Lately I've been feeling a bug to give amidol a try. I use VC papers, mainly Kentmere VC. Is there any advantage to VC papers and Amidol, or should I just get some graded paper (and find some magic negatives to print on it!) and stick to dektol with the VC?
Please don't waste your time using amidol with the VC paper..get yourself some nice graded emaks or slavich and let it rip!! do not forget to use a waterbath....
Is Amidol really good with EMAKS? What has been your experience with it? I love the paper used with normal developers, but if Amidol makes it even better . . . . .
Originally Posted by Peter Schrager
Please tell us more! Thanks.
Emaks responds really well to amidol. Richer blacks and waterbath control for intermediate grades are real advantages.
I tried Ilford MGIV FB in amidol, and maybe got slightly better blacks, but not enough to justify using amidol. There's less reason to use waterbath processing with VC papers, and there are easier ways of tweaking the contrast for basically the same result.
Kentmere VC will probably respond very differently, so I'd give it a go.
I also occasionally use Amidol, mostly with fixed grade papers.

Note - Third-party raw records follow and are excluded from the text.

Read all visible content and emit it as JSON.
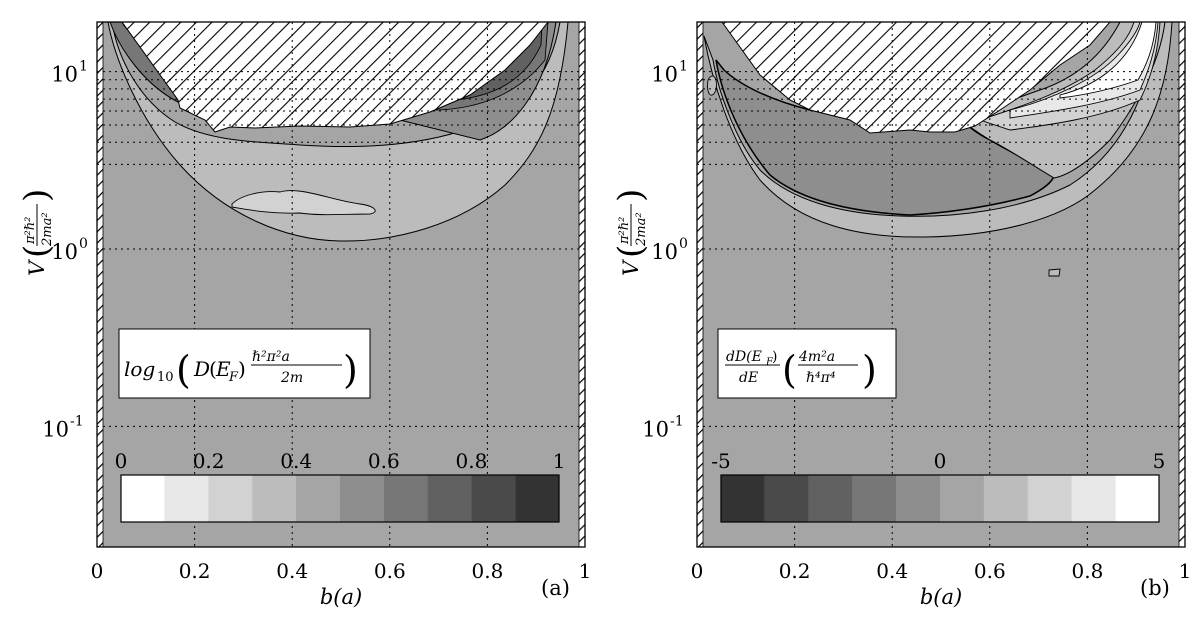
{
  "chart_data": [
    {
      "type": "heatmap",
      "panel_label": "(a)",
      "xlabel": "b(a)",
      "ylabel": "V (π²ℏ²/2ma²)",
      "x_ticks": [
        "0",
        "0.2",
        "0.4",
        "0.6",
        "0.8",
        "1"
      ],
      "y_ticks": [
        "10-1",
        "100",
        "101"
      ],
      "xlim": [
        0,
        1
      ],
      "ylim_log10": [
        -1.68,
        1.28
      ],
      "y_scale": "log",
      "grid": true,
      "inset_title": "log10(D(EF) ℏ²π²a / 2m)",
      "colorbar": {
        "tick_labels": [
          "0",
          "0.2",
          "0.4",
          "0.6",
          "0.8",
          "1"
        ],
        "levels": [
          0,
          0.1,
          0.2,
          0.3,
          0.4,
          0.5,
          0.6,
          0.7,
          0.8,
          0.9,
          1
        ],
        "colors": [
          "#ffffff",
          "#e8e8e8",
          "#d2d2d2",
          "#bcbcbc",
          "#a5a5a5",
          "#8e8e8e",
          "#777777",
          "#616161",
          "#4a4a4a",
          "#333333"
        ]
      },
      "background_level_color": "#a5a5a5",
      "excluded_region": "hatched"
    },
    {
      "type": "heatmap",
      "panel_label": "(b)",
      "xlabel": "b(a)",
      "ylabel": "V (π²ℏ²/2ma²)",
      "x_ticks": [
        "0",
        "0.2",
        "0.4",
        "0.6",
        "0.8",
        "1"
      ],
      "y_ticks": [
        "10-1",
        "100",
        "101"
      ],
      "xlim": [
        0,
        1
      ],
      "ylim_log10": [
        -1.68,
        1.28
      ],
      "y_scale": "log",
      "grid": true,
      "inset_title": "dD(EF)/dE (4m²a / ℏ⁴π⁴)",
      "colorbar": {
        "tick_labels": [
          "-5",
          "0",
          "5"
        ],
        "levels": [
          -5,
          -4,
          -3,
          -2,
          -1,
          0,
          1,
          2,
          3,
          4,
          5
        ],
        "colors": [
          "#333333",
          "#4a4a4a",
          "#616161",
          "#777777",
          "#8e8e8e",
          "#a5a5a5",
          "#bcbcbc",
          "#d2d2d2",
          "#e8e8e8",
          "#ffffff"
        ]
      },
      "background_level_color": "#a5a5a5",
      "excluded_region": "hatched"
    }
  ]
}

The contrast control with a water bath is a real plus. For VC papers I am a big fan of Ansco 130. I like the results produced by glycin.
Interestingly, a few years back, I hosted a Per Volquartz printing workshop in my DR. We tested several paper developers, including Ansco 130 and Amidol, with a variety of papers, that were available at the time, both VC and fixed, including Azo, (Oh...the good ol' days!).
Quite honestly everyone's favorite two soups were the Ansco 130 and the Amidol. There was virtually no difference in the blacks and a bit of difference in the tonal range, that is until selenium toning. After toning there really was no difference on the VC papers and it was most difficult to see any differences on the fixed grade.
As David said, the vary nature of VC paper lends it to much simpler contrast control methods than water baths, etc. Although Ansco 130 is not an inexpensive soup, it has a long life. I keep replenishing my working stock, so it has developed "personality", perhaps, like a sourdough bread starter.
Amidol is great, when used where needed. When it is the best choice, the cost per tray become less the deciding factor. I bought quite a stock of the Chinese Amidol through Greg Davis, so cost is even less a factor for me.
Have fun. Experiment. Choose the tools that work for you!